Yang Shaobin, painter and sculptor, lives in Beijing. In 1999 Harald Szeemann exhibited the Chinese artist at the Venice Biennale with paintings set in a dark-red colour that reminds of blood, showing them in correspondence with works of Sigmar Polke. The painting of Yang Shaobin had a directness and intensity that almost ubruptly engraved in the collective unconsciousness of the international art world.
The critic Sebastian Preuss who lives in Berlin wrote: 'The first encounter (with the works) remains unforgettable. (…)suddenly these paintings were spellbinding, and all else was forgotten. First, it was a shock to the eyes, but then increasingly an attack on the soul' - and on the world.
Violence was always the subject of Yang Shaobin; the experience of violence and destruction, 'impulses' of self-destruction as well as the necessity of displaying and arranging it were always part of his work, helping him to endure the inner pressure.
The exhibition SILENCE follows two central paintings and thus two central motives: an atomic mushroom cloud, its emergence not further defined, and the destroyed, with bandages beyond recognition 'bandaged' self portrait of an artist.
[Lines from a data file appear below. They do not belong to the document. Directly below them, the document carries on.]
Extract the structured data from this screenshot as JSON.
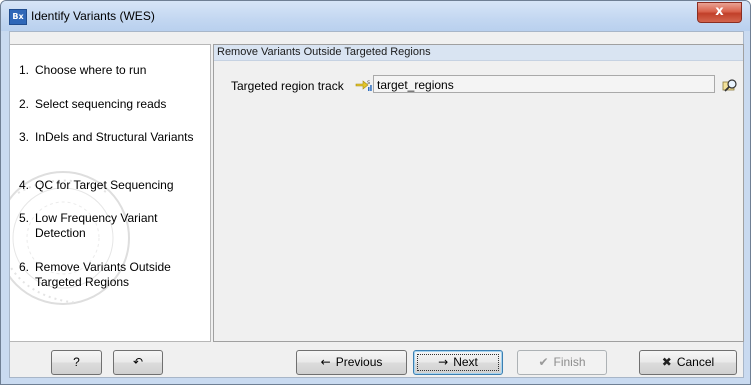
{
  "window": {
    "title": "Identify Variants (WES)",
    "app_icon_text": "Bx",
    "close_label": "x"
  },
  "steps": [
    {
      "num": "1.",
      "label": "Choose where to run"
    },
    {
      "num": "2.",
      "label": "Select sequencing reads"
    },
    {
      "num": "3.",
      "label": "InDels and Structural Variants"
    },
    {
      "num": "4.",
      "label": "QC for Target Sequencing"
    },
    {
      "num": "5.",
      "label": "Low Frequency Variant Detection"
    },
    {
      "num": "6.",
      "label": "Remove Variants Outside Targeted Regions"
    }
  ],
  "active_step": 6,
  "section": {
    "header": "Remove Variants Outside Targeted Regions",
    "field_label": "Targeted region track",
    "field_value": "target_regions",
    "browse_icon": "browse-folder-icon"
  },
  "buttons": {
    "help": "?",
    "reset": "↶",
    "previous": "Previous",
    "next": "Next",
    "finish": "Finish",
    "cancel": "Cancel",
    "previous_icon": "←",
    "next_icon": "→",
    "finish_icon": "✔",
    "cancel_icon": "✖"
  },
  "colors": {
    "title_bar": "#c3d7f1",
    "header_band": "#d9e4f2",
    "close_button": "#c1402a"
  }
}
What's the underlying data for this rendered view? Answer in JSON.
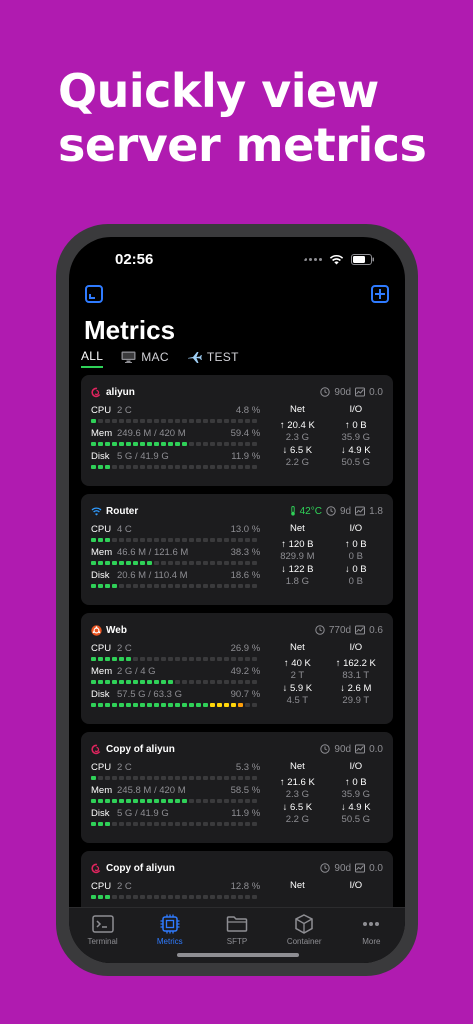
{
  "headline": "Quickly view server metrics",
  "status": {
    "time": "02:56"
  },
  "page_title": "Metrics",
  "tabs": [
    {
      "label": "ALL",
      "icon": "none",
      "active": true
    },
    {
      "label": "MAC",
      "icon": "desktop-icon",
      "active": false
    },
    {
      "label": "TEST",
      "icon": "airplane-icon",
      "active": false
    }
  ],
  "colors": {
    "accent": "#2f7bff",
    "green": "#2fd158",
    "yellow": "#ffd60a",
    "orange": "#ff9f0a",
    "background": "#b01bb0"
  },
  "cards": [
    {
      "name": "aliyun",
      "os_icon": "debian-icon",
      "temp": "",
      "uptime": "90d",
      "load": "0.0",
      "cpu": {
        "label": "CPU",
        "val": "2 C",
        "pct": "4.8 %",
        "fill": 0.048
      },
      "mem": {
        "label": "Mem",
        "val": "249.6 M / 420 M",
        "pct": "59.4 %",
        "fill": 0.594
      },
      "disk": {
        "label": "Disk",
        "val": "5 G / 41.9 G",
        "pct": "11.9 %",
        "fill": 0.119
      },
      "net": {
        "head": "Net",
        "up": "↑ 20.4 K",
        "up_total": "2.3 G",
        "down": "↓ 6.5 K",
        "down_total": "2.2 G"
      },
      "io": {
        "head": "I/O",
        "up": "↑ 0 B",
        "up_total": "35.9 G",
        "down": "↓ 4.9 K",
        "down_total": "50.5 G"
      }
    },
    {
      "name": "Router",
      "os_icon": "wifi-icon",
      "temp": "42°C",
      "uptime": "9d",
      "load": "1.8",
      "cpu": {
        "label": "CPU",
        "val": "4 C",
        "pct": "13.0 %",
        "fill": 0.13
      },
      "mem": {
        "label": "Mem",
        "val": "46.6 M / 121.6 M",
        "pct": "38.3 %",
        "fill": 0.383
      },
      "disk": {
        "label": "Disk",
        "val": "20.6 M / 110.4 M",
        "pct": "18.6 %",
        "fill": 0.186
      },
      "net": {
        "head": "Net",
        "up": "↑ 120 B",
        "up_total": "829.9 M",
        "down": "↓ 122 B",
        "down_total": "1.8 G"
      },
      "io": {
        "head": "I/O",
        "up": "↑ 0 B",
        "up_total": "0 B",
        "down": "↓ 0 B",
        "down_total": "0 B"
      }
    },
    {
      "name": "Web",
      "os_icon": "ubuntu-icon",
      "temp": "",
      "uptime": "770d",
      "load": "0.6",
      "cpu": {
        "label": "CPU",
        "val": "2 C",
        "pct": "26.9 %",
        "fill": 0.269
      },
      "mem": {
        "label": "Mem",
        "val": "2 G / 4 G",
        "pct": "49.2 %",
        "fill": 0.492
      },
      "disk": {
        "label": "Disk",
        "val": "57.5 G / 63.3 G",
        "pct": "90.7 %",
        "fill": 0.907
      },
      "net": {
        "head": "Net",
        "up": "↑ 40 K",
        "up_total": "2 T",
        "down": "↓ 5.9 K",
        "down_total": "4.5 T"
      },
      "io": {
        "head": "I/O",
        "up": "↑ 162.2 K",
        "up_total": "83.1 T",
        "down": "↓ 2.6 M",
        "down_total": "29.9 T"
      }
    },
    {
      "name": "Copy of aliyun",
      "os_icon": "debian-icon",
      "temp": "",
      "uptime": "90d",
      "load": "0.0",
      "cpu": {
        "label": "CPU",
        "val": "2 C",
        "pct": "5.3 %",
        "fill": 0.053
      },
      "mem": {
        "label": "Mem",
        "val": "245.8 M / 420 M",
        "pct": "58.5 %",
        "fill": 0.585
      },
      "disk": {
        "label": "Disk",
        "val": "5 G / 41.9 G",
        "pct": "11.9 %",
        "fill": 0.119
      },
      "net": {
        "head": "Net",
        "up": "↑ 21.6 K",
        "up_total": "2.3 G",
        "down": "↓ 6.5 K",
        "down_total": "2.2 G"
      },
      "io": {
        "head": "I/O",
        "up": "↑ 0 B",
        "up_total": "35.9 G",
        "down": "↓ 4.9 K",
        "down_total": "50.5 G"
      }
    },
    {
      "name": "Copy of aliyun",
      "os_icon": "debian-icon",
      "temp": "",
      "uptime": "90d",
      "load": "0.0",
      "cpu": {
        "label": "CPU",
        "val": "2 C",
        "pct": "12.8 %",
        "fill": 0.128
      },
      "mem": {
        "label": "",
        "val": "",
        "pct": "",
        "fill": 0
      },
      "disk": {
        "label": "",
        "val": "",
        "pct": "",
        "fill": 0
      },
      "net": {
        "head": "Net",
        "up": "",
        "up_total": "",
        "down": "",
        "down_total": ""
      },
      "io": {
        "head": "I/O",
        "up": "",
        "up_total": "",
        "down": "",
        "down_total": ""
      }
    }
  ],
  "tabbar": [
    {
      "label": "Terminal",
      "icon": "terminal-icon",
      "active": false
    },
    {
      "label": "Metrics",
      "icon": "cpu-icon",
      "active": true
    },
    {
      "label": "SFTP",
      "icon": "folder-icon",
      "active": false
    },
    {
      "label": "Container",
      "icon": "cube-icon",
      "active": false
    },
    {
      "label": "More",
      "icon": "ellipsis-icon",
      "active": false
    }
  ]
}
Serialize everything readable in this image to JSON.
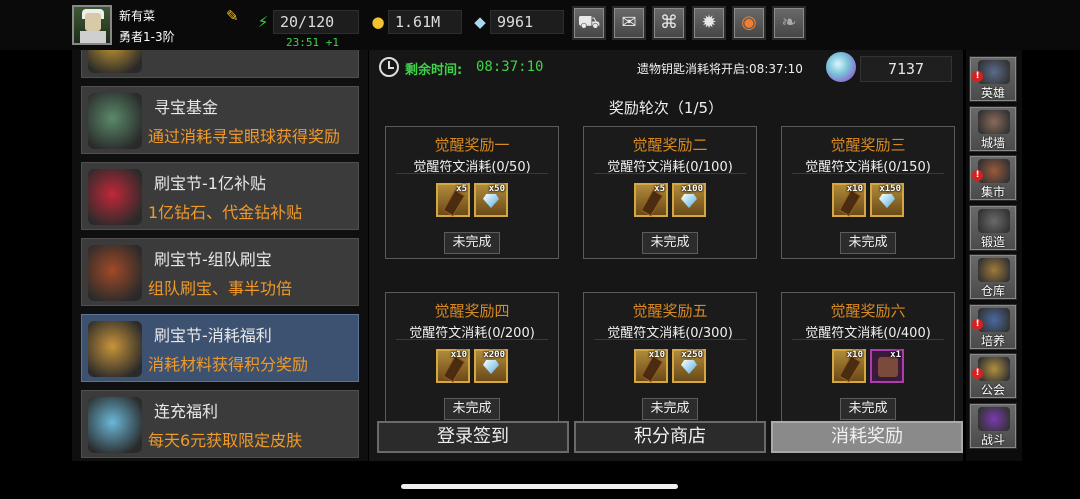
{
  "player": {
    "name": "新有菜",
    "rank": "勇者1-3阶"
  },
  "resources": {
    "energy": "20/120",
    "energy_timer": "23:51 +1",
    "gold": "1.61M",
    "diamonds": "9961"
  },
  "top_buttons": [
    "shop-cart-icon",
    "mail-icon",
    "gamepad-icon",
    "settings-gear-icon",
    "color-wheel-icon",
    "wings-icon"
  ],
  "events": [
    {
      "title": "",
      "desc": "",
      "img_color": "#c89a30"
    },
    {
      "title": "寻宝基金",
      "desc": "通过消耗寻宝眼球获得奖励",
      "img_color": "#5a8a6a"
    },
    {
      "title": "刷宝节-1亿补贴",
      "desc": "1亿钻石、代金钻补贴",
      "img_color": "#c02838"
    },
    {
      "title": "刷宝节-组队刷宝",
      "desc": "组队刷宝、事半功倍",
      "img_color": "#a04a28"
    },
    {
      "title": "刷宝节-消耗福利",
      "desc": "消耗材料获得积分奖励",
      "img_color": "#c8943a"
    },
    {
      "title": "连充福利",
      "desc": "每天6元获取限定皮肤",
      "img_color": "#6ab8d8"
    }
  ],
  "main": {
    "remain_label": "剩余时间:",
    "remain_time": "08:37:10",
    "key_text": "遗物钥匙消耗将开启:08:37:10",
    "crystal_count": "7137",
    "round_label": "奖励轮次（1/5）",
    "rewards": [
      {
        "title": "觉醒奖励一",
        "cond": "觉醒符文消耗(0/50)",
        "items": [
          {
            "type": "scroll",
            "qty": "x5"
          },
          {
            "type": "gem",
            "qty": "x50"
          }
        ],
        "status": "未完成"
      },
      {
        "title": "觉醒奖励二",
        "cond": "觉醒符文消耗(0/100)",
        "items": [
          {
            "type": "scroll",
            "qty": "x5"
          },
          {
            "type": "gem",
            "qty": "x100"
          }
        ],
        "status": "未完成"
      },
      {
        "title": "觉醒奖励三",
        "cond": "觉醒符文消耗(0/150)",
        "items": [
          {
            "type": "scroll",
            "qty": "x10"
          },
          {
            "type": "gem",
            "qty": "x150"
          }
        ],
        "status": "未完成"
      },
      {
        "title": "觉醒奖励四",
        "cond": "觉醒符文消耗(0/200)",
        "items": [
          {
            "type": "scroll",
            "qty": "x10"
          },
          {
            "type": "gem",
            "qty": "x200"
          }
        ],
        "status": "未完成"
      },
      {
        "title": "觉醒奖励五",
        "cond": "觉醒符文消耗(0/300)",
        "items": [
          {
            "type": "scroll",
            "qty": "x10"
          },
          {
            "type": "gem",
            "qty": "x250"
          }
        ],
        "status": "未完成"
      },
      {
        "title": "觉醒奖励六",
        "cond": "觉醒符文消耗(0/400)",
        "items": [
          {
            "type": "scroll",
            "qty": "x10"
          },
          {
            "type": "rune",
            "qty": "x1"
          }
        ],
        "status": "未完成"
      }
    ],
    "tabs": [
      "登录签到",
      "积分商店",
      "消耗奖励"
    ],
    "active_tab": 2
  },
  "right_nav": [
    {
      "label": "英雄",
      "alert": true,
      "color": "#5a6a8a"
    },
    {
      "label": "城墙",
      "alert": false,
      "color": "#8a6a5a"
    },
    {
      "label": "集市",
      "alert": true,
      "color": "#9a5a3a"
    },
    {
      "label": "锻造",
      "alert": false,
      "color": "#6a6a6a"
    },
    {
      "label": "仓库",
      "alert": false,
      "color": "#a07a3a"
    },
    {
      "label": "培养",
      "alert": true,
      "color": "#4a6aa0"
    },
    {
      "label": "公会",
      "alert": true,
      "color": "#b09040"
    },
    {
      "label": "战斗",
      "alert": false,
      "color": "#7a3ab0"
    }
  ]
}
In 1979 Martin Kippenberger, one of the operators of the legendary Berlin club SO 36, was beaten up by some Punks, the 'friends of Ratten-Jenny'. Kippenberger declared this physical attack to be an artistic project, a 'dialogue with the youth'. Still in hospital bed he explained himself a victim and had himself photographed.
Yang Shaobin returns in his painting to his 'blood-red' period and adapts the face of Kippenberger, which is marked by violence and destruction. Although of course in its new Chinese context it loses the ironical context of Berlin of the Seventies.